A La Repubblica: «Era un alieno, sorrideva sempre, era l’allegria del gioco, pura bellezza. Non guardava mai la palla, la sentiva».

Mazzola: «Pelé pareva fatto di gomma. E poi era furbissimo, ti fregava sempre»
1971 archivio Storico Image Sport / Inter / Roberto Boninsegna-Sandro Mazzola / foto Aic/Image Sport

In un’intervista a La Repubblica, Sandro Mazzola racconta Pelè.

«C’è stato Pelé, e poi tutti gli altri. Lo guardavo giocare, lì, sullo stesso campo e non credevo ai miei occhi. Era a due metri, ma era sulla Luna. Oggi se ne va una parte di me».

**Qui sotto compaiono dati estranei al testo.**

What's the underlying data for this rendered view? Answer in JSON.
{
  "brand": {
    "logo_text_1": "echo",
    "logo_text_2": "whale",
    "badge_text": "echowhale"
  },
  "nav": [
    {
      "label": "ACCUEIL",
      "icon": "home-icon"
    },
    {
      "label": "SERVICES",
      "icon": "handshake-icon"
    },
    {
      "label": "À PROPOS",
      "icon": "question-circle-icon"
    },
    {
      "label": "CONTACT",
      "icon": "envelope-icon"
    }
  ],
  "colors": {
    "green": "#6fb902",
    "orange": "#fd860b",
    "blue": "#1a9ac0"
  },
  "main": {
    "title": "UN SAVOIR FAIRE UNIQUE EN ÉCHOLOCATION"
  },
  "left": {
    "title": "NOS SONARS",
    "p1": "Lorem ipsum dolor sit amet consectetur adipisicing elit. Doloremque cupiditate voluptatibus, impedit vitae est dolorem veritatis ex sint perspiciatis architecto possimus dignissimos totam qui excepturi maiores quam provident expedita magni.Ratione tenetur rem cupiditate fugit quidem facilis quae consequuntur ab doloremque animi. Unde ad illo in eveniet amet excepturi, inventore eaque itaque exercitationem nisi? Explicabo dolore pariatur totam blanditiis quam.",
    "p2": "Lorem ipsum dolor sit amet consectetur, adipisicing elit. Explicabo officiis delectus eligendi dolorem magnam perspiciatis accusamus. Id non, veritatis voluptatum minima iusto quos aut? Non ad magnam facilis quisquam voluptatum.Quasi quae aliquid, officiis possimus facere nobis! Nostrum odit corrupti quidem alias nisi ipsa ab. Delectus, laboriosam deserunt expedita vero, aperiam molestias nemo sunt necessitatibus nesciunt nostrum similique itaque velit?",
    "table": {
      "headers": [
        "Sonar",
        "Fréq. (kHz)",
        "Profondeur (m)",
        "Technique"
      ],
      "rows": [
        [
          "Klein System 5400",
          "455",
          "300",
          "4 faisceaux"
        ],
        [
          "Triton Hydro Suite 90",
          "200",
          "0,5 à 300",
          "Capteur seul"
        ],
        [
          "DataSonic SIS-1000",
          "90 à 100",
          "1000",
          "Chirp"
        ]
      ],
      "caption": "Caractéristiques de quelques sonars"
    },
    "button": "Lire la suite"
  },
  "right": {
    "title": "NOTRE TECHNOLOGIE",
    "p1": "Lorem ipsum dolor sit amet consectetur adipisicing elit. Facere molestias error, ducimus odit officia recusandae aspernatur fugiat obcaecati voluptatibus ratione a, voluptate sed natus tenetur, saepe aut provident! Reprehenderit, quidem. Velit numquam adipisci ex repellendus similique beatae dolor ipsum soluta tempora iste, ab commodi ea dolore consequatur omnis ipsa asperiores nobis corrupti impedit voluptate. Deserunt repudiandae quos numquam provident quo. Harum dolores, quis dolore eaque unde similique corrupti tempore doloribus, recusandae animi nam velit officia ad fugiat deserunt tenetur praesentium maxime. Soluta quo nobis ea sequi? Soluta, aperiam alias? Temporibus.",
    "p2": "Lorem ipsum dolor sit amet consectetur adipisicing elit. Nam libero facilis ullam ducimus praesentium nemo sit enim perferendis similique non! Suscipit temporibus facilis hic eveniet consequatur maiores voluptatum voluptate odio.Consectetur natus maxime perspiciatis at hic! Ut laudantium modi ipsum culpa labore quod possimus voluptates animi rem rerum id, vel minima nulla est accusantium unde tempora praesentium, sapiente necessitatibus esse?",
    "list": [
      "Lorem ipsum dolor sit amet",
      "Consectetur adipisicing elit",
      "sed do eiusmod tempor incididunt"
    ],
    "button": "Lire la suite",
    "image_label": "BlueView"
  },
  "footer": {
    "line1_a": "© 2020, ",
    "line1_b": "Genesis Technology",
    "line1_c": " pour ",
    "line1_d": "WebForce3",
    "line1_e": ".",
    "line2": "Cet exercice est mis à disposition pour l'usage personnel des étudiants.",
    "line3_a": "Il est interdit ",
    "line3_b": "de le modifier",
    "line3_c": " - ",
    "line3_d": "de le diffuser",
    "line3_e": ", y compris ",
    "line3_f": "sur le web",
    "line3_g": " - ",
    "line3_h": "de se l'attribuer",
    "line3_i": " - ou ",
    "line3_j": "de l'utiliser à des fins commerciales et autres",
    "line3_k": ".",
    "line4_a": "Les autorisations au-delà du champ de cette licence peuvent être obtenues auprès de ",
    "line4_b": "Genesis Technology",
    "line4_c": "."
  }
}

La prima volta che si incrociarono in campo fu a Messico ’70, allo stadio Azteca.

«Entrammo in campo per il riscaldamento e guardavamo soltanto lui, come si muoveva, cosa faceva. Gli osservai le scarpe, cercando di carpire chissà quale segreto, se avesse i tacchetti di gomma o di cuoio, come potesse accarezzare il pallone in quel modo. Inseguivo la risposta a un segreto che risposte non ha: si chiama arte».

Pelé, che conosceva il Grande Torino, parlò a Mazzola di suo padre. Una cosa che lo colpì molto.

«A un certo punto, nel riscaldamento si avvicinò e mi disse: “So chi era tuo padre e tu sei degno di lui”. Mi mancò il respiro, quella frase mi paralizzò. Dopo, non ricordo nemmeno come la giocai quella finalissima».

Giocare contro Pelé fu come giocare contro Dio.

«Quando ci schierammo a centrocampo prima dell’inizio, eravamo ancora tutti lì a guardare Pelé. Era come giocare contro Dio, eppure mica eravamo ragazzini. Un’emozione del genere non l’ho mai più provata in vita mia».

Pelé fu il più grande di tutti i tempi? Mazzola risponde:

«Difficile dirlo, ma secondo me sì. Pelé era un alieno. Mi lasciava stupefatto quando dribblava lungo la linea del corner, senza mai perdere il pallone. L’aveva incollato al piede e lo accarezzava come non ho più visto fare da nessuno, nemmeno da Maradona e Messi. E poi, sorrideva sempre: vorrei che i ragazzi di oggi vedessero quei filmati. Pelé era l’allegria del gioco, la pura bellezza».

Cosa la impressionava di più? Mazzola:

«Ovviamente la tecnica incredibile, ma anche il fatto che Pelé non guardasse mai il pallone o l’erba. Lui, la palla la sentiva. Gli occhi erano sempre rivolti al gioco, in alto».

Era marcabile?

«Penso di no. Perché passava il pallone al compagno e poi scompariva, si smaterializzava per riceverlo di nuovo. Era agilissimo, una saetta e ti fregava sempre. Pareva fatto di gomma ed era furbissimo. Valcareggi aveva deciso un raddoppio di marcatura continuo: non servì a niente».